International Harvester Saint-Dizier
Le temple du tracteur rouge…
📆 Lundi 22 juin 2026

🚜 Située au cœur d’une région de tradition métallurgique, la ville de Saint-Dizier a abrité pendant près d’un siècle l’un des plus grands sites de production de matériel agricole d’Europe. Derrière les murs de l’usine s’est jouée une page majeure de la modernisation de l’agriculture française.
Au lendemain de la Première Guerre mondiale, la France doit reconstruire son économie et moderniser d’urgence son agriculture. En 1924, la famille Champenois fonde une usine de machinisme agricole à Saint-Dizier.
🏭 C’est en 1950, dans le cadre du plan Marshall, que l’usine de Saint-Dizier connaît sa véritable métamorphose. Le site est repris par la CIMA, filiale française du groupe américain International Harvester Company (IHC), et passe du simple assemblage à la fabrication intégrale.

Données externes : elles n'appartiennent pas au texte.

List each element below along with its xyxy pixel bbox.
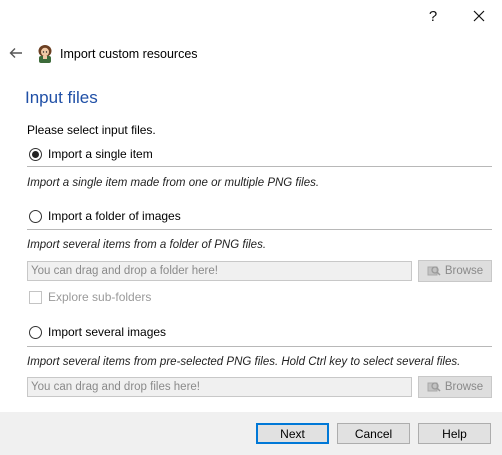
files-browse-button[interactable]: Browse [418, 376, 492, 398]
browse-label: Browse [444, 265, 484, 277]
folder-browse-button[interactable]: Browse [418, 260, 492, 282]
radio-label: Import a folder of images [48, 209, 181, 223]
separator [27, 229, 492, 230]
radio-import-several[interactable]: Import several images [29, 325, 166, 339]
radio-button[interactable] [29, 325, 42, 339]
several-description: Import several items from pre-selected P… [27, 356, 461, 368]
files-drop-field[interactable]: You can drag and drop files here! [27, 377, 412, 397]
character-icon [38, 45, 52, 63]
titlebar-help-button[interactable]: ? [410, 0, 456, 32]
explore-subfolders-label: Explore sub-folders [48, 290, 152, 304]
radio-label: Import a single item [48, 147, 153, 161]
separator [27, 166, 492, 167]
radio-import-folder[interactable]: Import a folder of images [29, 209, 181, 223]
close-icon [473, 10, 485, 22]
single-description: Import a single item made from one or mu… [27, 177, 320, 189]
cancel-button[interactable]: Cancel [337, 423, 410, 444]
radio-button[interactable] [29, 209, 42, 223]
help-icon: ? [428, 7, 438, 25]
magnifier-icon [427, 382, 441, 392]
browse-label: Browse [444, 381, 484, 393]
radio-import-single[interactable]: Import a single item [29, 147, 153, 161]
instruction-text: Please select input files. [27, 123, 156, 137]
magnifier-icon [427, 266, 441, 276]
import-dialog: ? Import custom resources Input files Pl… [0, 0, 502, 455]
explore-subfolders-checkbox[interactable] [29, 290, 42, 304]
next-button[interactable]: Next [256, 423, 329, 444]
back-arrow-icon[interactable] [8, 45, 24, 61]
folder-drop-field[interactable]: You can drag and drop a folder here! [27, 261, 412, 281]
wizard-title: Import custom resources [60, 47, 198, 61]
radio-button[interactable] [29, 147, 42, 161]
help-button[interactable]: Help [418, 423, 491, 444]
page-title: Input files [25, 88, 98, 107]
radio-label: Import several images [48, 325, 167, 339]
separator [27, 346, 492, 347]
explore-subfolders-checkbox-row[interactable]: Explore sub-folders [29, 290, 151, 304]
titlebar-close-button[interactable] [456, 0, 502, 32]
folder-description: Import several items from a folder of PN… [27, 239, 267, 251]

L’usine bragarde se dote alors d’une fonderie. En 1951, le premier tracteur rouge entièrement fabriqué à Saint-Dizier sort des chaînes : il s’agit de la version française du célèbre Farmall américain.
Le tracteur, longtemps réservé aux grandes exploitations, se diffuse dans les campagnes françaises. Il remplace progressivement la traction animale, accélère les travaux des champs et modifie en profondeur les pratiques agricoles.
🌎 En 1964, International Harvester France fait disparaître la CIMA et appose le logo de l’entreprise américaine sur le château d’eau de l’usine de Saint-Dizier. En 1978, le site emploie près de 3 000 salariés, qui vivent au rythme des trois-huit et des sirènes de l’usine.
Au début des années 1980, le marché mondial du matériel agricole s’effondre, plongeant la maison mère américaine dans une crise financière sans précédent. L’entreprise est ensuite rachetée par Tenneco en 1985, avant d’être fusionnée avec JI Case, puis avec Poclain en 1987. L’usine se spécialise alors dans la fabrication de transmissions destinées aux chargeuses-pelleteuses et aux tracteurs agricoles. En janvier 2001, l’Italien Landini rachète Case, plaçant le site sous le contrôle de McCormick France.
愛 Après la faillite de ce dernier, l’usine est reprise en 2011 par le groupe chinois YTO, qui y relance la fabrication et l'assemblage de pièces de transmission pour tracteurs. Cette reprise suscite alors l’espoir de maintenir une activité industrielle à Saint-Dizier, mais l’érosion se poursuit. En 2020, malgré les efforts des salariés, l’usine ferme ses portes, refermant une page majeure de l’histoire industrielle locale.